Running LLama 3 LLM with vLLM Library at Scale

Mohit Kumar
3 min readJun 30, 2024

--

Large Language Models (LLMs) have revolutionized the field of artificial intelligence, enabling machines to understand and generate human-like text. Meta’s LLama 3 is one of the latest advancements in this domain, offering improved accuracy and cost-efficiency. This article will guide you through the process of running LLama 3 using the vLLM library, which is designed for efficient LLM inference and deployment at scale.

Hugging Face Llama3 Model link here

Why Choose vLLM?

How vLLM works?

vLLM stands for Virtual Large Language Model and is an open-source library developed to optimize memory management and inference speed for large language models. It leverages advanced techniques such as PagedAttention and continuous batching to handle high-throughput and memory-constrained workloads efficiently.

Setting Up vLLM

Prerequisites

Before you begin, ensure you have the following:

  1. A server with a compatible GPU (e.g., NVIDIA A10, A100, or AMD Mi300).
  2. Python installed on your system.
  3. Access to the internet for downloading the model and dependencies.

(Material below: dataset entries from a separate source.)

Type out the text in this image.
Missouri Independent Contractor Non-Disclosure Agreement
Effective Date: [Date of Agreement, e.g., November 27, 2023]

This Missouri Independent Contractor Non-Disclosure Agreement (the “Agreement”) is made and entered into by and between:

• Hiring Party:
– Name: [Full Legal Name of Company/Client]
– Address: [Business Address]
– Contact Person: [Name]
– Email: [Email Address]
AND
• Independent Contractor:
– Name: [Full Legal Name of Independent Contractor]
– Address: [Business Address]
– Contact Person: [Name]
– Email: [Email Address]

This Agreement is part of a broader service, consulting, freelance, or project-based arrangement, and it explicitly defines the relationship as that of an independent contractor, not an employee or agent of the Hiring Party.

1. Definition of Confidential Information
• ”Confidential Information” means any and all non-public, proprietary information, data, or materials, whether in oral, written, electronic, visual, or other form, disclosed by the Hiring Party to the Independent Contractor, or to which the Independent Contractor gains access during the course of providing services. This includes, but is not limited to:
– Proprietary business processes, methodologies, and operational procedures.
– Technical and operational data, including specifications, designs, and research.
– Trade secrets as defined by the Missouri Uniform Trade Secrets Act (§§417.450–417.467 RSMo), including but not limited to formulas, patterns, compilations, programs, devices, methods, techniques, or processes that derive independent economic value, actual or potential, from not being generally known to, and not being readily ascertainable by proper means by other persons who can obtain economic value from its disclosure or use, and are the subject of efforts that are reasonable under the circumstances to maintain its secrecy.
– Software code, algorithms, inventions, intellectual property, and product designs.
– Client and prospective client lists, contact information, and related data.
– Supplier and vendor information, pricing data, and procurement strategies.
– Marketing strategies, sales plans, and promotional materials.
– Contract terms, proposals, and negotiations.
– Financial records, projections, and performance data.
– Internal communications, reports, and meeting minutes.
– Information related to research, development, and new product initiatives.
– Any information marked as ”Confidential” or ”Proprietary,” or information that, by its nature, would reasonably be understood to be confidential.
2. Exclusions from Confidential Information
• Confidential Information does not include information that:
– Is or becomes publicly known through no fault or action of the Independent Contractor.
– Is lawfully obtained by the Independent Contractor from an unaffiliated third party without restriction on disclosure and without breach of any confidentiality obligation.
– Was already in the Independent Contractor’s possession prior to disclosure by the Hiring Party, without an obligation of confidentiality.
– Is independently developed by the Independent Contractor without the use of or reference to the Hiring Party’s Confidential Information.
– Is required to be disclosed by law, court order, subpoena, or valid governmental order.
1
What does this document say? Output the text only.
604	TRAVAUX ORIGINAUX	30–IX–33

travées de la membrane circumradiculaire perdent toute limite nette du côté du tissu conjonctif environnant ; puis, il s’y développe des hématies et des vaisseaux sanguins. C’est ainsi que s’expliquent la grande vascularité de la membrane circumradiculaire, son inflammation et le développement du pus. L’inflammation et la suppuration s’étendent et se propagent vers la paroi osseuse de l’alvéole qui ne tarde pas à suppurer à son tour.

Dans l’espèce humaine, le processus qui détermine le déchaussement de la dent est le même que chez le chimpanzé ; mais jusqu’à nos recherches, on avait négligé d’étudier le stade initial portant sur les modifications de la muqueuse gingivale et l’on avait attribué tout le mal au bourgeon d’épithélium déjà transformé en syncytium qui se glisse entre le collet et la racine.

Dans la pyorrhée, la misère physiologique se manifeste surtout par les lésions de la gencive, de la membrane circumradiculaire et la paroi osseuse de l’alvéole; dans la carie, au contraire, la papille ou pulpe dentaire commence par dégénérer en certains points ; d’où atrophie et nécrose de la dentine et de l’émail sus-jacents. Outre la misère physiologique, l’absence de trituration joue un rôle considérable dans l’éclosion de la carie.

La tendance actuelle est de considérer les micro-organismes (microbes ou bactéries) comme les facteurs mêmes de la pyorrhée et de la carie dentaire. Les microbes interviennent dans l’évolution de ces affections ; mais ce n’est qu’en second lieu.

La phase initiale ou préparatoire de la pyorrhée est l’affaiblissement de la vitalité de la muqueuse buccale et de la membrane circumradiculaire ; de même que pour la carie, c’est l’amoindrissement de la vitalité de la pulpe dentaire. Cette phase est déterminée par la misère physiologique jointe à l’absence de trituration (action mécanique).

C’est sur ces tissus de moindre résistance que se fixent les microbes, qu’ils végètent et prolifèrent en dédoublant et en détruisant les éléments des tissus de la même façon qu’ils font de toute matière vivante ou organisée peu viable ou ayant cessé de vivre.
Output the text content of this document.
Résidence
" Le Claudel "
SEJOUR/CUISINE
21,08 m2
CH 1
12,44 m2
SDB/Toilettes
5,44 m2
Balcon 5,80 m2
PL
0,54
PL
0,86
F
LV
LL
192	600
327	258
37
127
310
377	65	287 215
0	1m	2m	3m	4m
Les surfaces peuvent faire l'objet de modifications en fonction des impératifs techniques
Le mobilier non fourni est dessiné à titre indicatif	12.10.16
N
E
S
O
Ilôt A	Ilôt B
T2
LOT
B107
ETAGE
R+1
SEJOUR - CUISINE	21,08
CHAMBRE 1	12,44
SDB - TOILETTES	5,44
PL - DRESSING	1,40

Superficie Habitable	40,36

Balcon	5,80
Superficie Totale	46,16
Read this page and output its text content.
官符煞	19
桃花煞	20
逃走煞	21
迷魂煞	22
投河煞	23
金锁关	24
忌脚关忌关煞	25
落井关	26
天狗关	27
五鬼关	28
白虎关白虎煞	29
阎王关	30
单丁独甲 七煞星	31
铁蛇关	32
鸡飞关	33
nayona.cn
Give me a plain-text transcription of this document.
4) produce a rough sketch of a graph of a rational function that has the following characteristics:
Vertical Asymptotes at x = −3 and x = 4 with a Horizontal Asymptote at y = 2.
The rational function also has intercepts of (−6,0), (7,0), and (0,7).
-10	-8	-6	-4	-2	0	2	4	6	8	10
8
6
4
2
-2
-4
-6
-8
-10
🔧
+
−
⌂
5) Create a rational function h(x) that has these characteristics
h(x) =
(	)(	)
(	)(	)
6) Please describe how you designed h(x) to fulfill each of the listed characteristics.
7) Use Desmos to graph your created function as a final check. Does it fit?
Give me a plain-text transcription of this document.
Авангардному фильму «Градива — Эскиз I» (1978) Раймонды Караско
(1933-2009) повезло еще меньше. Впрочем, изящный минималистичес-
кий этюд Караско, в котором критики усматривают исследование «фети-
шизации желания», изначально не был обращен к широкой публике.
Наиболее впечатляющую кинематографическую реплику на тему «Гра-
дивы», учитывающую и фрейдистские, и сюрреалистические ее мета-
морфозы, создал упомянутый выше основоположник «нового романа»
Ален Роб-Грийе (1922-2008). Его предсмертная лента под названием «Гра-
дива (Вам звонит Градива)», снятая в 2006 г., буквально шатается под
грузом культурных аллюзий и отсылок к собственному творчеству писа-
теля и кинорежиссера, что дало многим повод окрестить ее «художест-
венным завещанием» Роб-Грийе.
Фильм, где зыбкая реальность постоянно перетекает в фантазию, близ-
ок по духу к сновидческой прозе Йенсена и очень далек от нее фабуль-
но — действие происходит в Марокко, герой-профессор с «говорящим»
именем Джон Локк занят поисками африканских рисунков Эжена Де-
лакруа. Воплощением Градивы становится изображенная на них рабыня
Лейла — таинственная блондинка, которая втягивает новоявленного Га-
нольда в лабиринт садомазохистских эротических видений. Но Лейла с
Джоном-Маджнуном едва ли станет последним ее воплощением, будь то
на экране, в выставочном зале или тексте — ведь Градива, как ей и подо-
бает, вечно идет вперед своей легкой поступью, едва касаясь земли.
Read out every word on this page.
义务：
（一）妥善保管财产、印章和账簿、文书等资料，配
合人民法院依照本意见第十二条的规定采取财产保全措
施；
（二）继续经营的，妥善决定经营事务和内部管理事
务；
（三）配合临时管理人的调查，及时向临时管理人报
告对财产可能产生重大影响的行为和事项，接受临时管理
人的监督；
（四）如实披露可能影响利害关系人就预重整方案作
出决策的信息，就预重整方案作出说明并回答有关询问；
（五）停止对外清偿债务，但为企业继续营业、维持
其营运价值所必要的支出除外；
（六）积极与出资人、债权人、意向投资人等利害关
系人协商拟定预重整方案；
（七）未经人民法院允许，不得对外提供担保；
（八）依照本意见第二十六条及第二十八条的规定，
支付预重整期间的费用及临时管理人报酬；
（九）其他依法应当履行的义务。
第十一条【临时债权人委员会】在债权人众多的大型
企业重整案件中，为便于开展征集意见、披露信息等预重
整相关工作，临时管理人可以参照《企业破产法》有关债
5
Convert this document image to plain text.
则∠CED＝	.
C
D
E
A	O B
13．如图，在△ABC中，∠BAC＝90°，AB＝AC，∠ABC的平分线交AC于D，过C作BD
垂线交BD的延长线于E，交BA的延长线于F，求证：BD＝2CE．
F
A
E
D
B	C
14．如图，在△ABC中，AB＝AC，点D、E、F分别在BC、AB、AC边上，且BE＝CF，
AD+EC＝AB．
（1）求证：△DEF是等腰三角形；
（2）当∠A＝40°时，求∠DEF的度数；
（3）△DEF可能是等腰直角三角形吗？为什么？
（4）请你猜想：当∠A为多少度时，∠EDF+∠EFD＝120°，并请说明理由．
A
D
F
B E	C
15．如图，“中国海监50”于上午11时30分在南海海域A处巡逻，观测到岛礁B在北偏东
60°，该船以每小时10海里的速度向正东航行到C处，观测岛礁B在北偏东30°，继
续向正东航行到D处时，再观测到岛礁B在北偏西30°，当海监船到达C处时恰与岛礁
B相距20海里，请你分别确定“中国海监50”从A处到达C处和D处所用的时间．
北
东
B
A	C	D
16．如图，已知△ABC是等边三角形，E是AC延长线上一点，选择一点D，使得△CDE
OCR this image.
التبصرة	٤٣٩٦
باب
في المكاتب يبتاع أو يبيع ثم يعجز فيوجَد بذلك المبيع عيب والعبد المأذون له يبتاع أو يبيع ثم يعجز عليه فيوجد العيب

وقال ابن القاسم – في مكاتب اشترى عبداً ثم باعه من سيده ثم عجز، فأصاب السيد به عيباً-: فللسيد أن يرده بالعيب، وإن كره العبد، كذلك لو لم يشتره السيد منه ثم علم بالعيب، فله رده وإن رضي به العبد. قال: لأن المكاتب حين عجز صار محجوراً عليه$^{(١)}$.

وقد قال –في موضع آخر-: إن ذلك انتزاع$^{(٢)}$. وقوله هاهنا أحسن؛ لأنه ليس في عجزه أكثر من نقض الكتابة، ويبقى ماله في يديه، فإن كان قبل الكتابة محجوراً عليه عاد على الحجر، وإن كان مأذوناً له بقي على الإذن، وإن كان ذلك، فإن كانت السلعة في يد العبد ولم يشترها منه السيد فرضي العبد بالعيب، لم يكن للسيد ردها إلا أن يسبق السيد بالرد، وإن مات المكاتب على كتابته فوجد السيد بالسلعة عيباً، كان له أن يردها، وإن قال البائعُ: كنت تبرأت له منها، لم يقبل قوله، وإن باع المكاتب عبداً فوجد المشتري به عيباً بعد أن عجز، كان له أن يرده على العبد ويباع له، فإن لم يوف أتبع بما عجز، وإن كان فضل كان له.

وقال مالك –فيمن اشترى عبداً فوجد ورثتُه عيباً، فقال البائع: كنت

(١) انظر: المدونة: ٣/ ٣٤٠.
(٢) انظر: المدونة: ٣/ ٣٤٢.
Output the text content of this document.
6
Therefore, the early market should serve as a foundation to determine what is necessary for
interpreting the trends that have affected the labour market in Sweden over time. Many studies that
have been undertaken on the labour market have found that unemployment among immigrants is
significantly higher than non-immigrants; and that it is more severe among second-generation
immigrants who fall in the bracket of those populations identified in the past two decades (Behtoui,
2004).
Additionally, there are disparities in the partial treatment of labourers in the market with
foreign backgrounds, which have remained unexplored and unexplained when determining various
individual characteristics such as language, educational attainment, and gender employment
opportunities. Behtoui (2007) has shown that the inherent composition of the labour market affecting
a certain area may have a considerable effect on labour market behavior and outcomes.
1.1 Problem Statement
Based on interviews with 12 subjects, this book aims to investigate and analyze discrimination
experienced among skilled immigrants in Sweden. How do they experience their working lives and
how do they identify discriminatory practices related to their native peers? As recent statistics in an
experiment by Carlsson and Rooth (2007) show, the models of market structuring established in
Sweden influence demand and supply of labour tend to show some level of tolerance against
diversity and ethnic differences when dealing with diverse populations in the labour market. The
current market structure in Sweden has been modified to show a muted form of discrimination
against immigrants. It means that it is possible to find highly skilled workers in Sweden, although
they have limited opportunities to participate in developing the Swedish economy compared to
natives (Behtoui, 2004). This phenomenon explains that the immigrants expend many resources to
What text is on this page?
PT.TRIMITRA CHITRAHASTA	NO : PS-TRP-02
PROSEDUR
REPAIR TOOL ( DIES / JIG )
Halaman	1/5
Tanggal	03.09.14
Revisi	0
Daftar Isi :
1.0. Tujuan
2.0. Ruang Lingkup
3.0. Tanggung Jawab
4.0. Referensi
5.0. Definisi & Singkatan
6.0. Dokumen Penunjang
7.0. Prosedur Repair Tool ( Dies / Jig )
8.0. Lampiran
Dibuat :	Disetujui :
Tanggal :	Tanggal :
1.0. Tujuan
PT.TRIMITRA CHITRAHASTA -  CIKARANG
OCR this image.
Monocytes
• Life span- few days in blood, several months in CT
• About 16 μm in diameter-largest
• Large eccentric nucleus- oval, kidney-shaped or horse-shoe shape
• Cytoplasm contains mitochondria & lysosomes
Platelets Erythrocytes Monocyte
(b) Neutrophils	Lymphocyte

First, install the vLLM library using pip:

pip install vllm

If you plan to perform distributed inference, you will also need to install Ray:

pip install ray

Loading and Running LLama 3

To load the LLama 3 model into vLLM, use the following Python code:

from vllm import LLM

# Load the LLama 3 8B model
model = LLM("meta-llama/Meta-Llama-3-8B-Instruct")

You can run inference using the model as shown below:

from transformers import AutoTokenizer

# Load the tokenizer
tokenizer = AutoTokenizer.from_pretrained("meta-llama/Meta-Llama-3-8B-Instruct")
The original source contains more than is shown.